The origin of the name is uncertain, but a legend says that Robin Hood encountered French pirates, and made them surrender. He took their loot, and returned it to the poor people of the village which is now called Robin Hood's Bay.
There were settlements slightly inland (at Raw and Fylingthorpe) in the Viking and Norman eras, but it wasn't until the 1500s that Robin Hood's Bay itself was inhabited. In 1536, about twenty fishing boats were moored here.
Robin Hood's Bay has a tradition of smuggling. There may be underground passages linking the houses. In the late 1700s, contraband tea, gin, rum, brandy, and tobacco were smuggled from the Netherlands and France. There were battles between smugglers and excise men on at least two occasions.
Fishing reached its peak in the mid-1800s, with the fish carried over the moorland to Pickering or York. Tourism generates the most income today.
The Bay is on what is sometimes called the Dinosaur Coast, and many fossils have been discovered.
Robin Hood's Bay had a station until 1965, when the Scarborough and Whitby line was closed. The old railway line is now used for the Cinder Track foot and cycle path.
Scarborough is the largest holiday resort on the Yorkshire coast. As well as tourism, Scarborians live from fishing, services, and the digital and creative industries.

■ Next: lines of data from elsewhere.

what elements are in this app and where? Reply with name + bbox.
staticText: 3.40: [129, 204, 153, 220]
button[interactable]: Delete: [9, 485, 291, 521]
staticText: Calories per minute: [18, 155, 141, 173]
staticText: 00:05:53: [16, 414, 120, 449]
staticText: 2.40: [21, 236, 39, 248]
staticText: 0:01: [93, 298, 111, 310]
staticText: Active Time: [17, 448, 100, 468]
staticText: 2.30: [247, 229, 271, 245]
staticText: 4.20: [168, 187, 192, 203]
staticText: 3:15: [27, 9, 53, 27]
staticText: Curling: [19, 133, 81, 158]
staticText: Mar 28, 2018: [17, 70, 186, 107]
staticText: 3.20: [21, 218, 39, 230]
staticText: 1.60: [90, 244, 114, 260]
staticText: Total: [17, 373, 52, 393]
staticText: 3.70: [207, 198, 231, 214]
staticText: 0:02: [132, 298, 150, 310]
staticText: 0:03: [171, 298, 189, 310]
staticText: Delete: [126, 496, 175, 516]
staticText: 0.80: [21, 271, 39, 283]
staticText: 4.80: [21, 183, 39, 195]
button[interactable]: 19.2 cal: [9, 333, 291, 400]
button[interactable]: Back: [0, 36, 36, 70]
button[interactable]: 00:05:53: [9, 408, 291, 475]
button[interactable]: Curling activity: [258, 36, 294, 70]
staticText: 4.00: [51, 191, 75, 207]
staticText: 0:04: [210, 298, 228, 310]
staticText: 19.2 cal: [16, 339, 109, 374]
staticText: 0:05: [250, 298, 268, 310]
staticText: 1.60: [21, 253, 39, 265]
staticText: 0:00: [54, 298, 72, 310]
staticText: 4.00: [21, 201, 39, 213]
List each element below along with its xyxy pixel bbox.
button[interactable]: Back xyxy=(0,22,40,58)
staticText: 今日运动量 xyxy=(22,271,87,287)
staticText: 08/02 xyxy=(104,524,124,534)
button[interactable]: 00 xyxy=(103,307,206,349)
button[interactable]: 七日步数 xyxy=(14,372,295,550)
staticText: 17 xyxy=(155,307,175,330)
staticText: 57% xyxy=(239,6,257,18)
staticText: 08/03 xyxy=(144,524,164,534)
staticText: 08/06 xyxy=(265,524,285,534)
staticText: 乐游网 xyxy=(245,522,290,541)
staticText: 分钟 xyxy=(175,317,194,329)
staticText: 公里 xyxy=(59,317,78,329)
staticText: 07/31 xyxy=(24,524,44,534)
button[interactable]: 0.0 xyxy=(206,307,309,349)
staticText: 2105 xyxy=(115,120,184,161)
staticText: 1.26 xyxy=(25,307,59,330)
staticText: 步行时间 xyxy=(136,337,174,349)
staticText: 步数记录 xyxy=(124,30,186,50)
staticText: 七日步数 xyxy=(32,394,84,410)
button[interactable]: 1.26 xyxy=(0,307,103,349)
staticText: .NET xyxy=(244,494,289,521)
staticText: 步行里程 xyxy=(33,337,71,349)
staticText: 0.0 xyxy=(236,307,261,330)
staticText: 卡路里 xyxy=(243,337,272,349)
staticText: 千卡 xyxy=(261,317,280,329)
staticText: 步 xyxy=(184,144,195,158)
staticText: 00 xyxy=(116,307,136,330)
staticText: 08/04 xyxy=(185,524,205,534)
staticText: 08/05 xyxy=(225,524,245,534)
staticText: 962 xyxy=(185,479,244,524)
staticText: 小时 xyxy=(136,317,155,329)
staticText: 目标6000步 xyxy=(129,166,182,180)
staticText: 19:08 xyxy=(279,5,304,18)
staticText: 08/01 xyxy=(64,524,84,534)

There's free wifi on the town's seafront and harbour.
The rocky promontory, with the ruins of Scarborough Castle on it, separates the sea front into North Bay and South Bay. South Bay is more popular and commercial, while North Bay is quieter, and has the Japanese-themed Peasholm Park. The miniature North Bay Railway runs from the park to Scalby Mills and the Sea Life Centre.
Scarborough may have been founded around 966AD as Skaroaborg by a Viking raider, but there was little left of any settlement by the time of the Domesday Book.
Scarborough Castle was built under Henry II, and he granted charters for a market in 1155 and 1163. The royal charter for Scarborough Fair was granted in 1253. It was a 6-week trading festival, with merchants from all over Europe, and it continued for about 500 years. The castle and town suffered during the English Civil War of the 1640s, and they were badly damaged.
Scarborough's history as a spa town began when a spring was discovered in 1626, and more visitors came after it was publicised by Dr Wittie's book in 1660. The Scarborough to York railway (1845) meant further popularity.
Scarborough is associated with Alan Ayckbourn, and almost all his plays receive their first performance at the Stephen Joseph theatre.
The Rotunda museum is a national centre for geology - appropriate, as Scarborough is on Yorkshire's Jurassic Coast.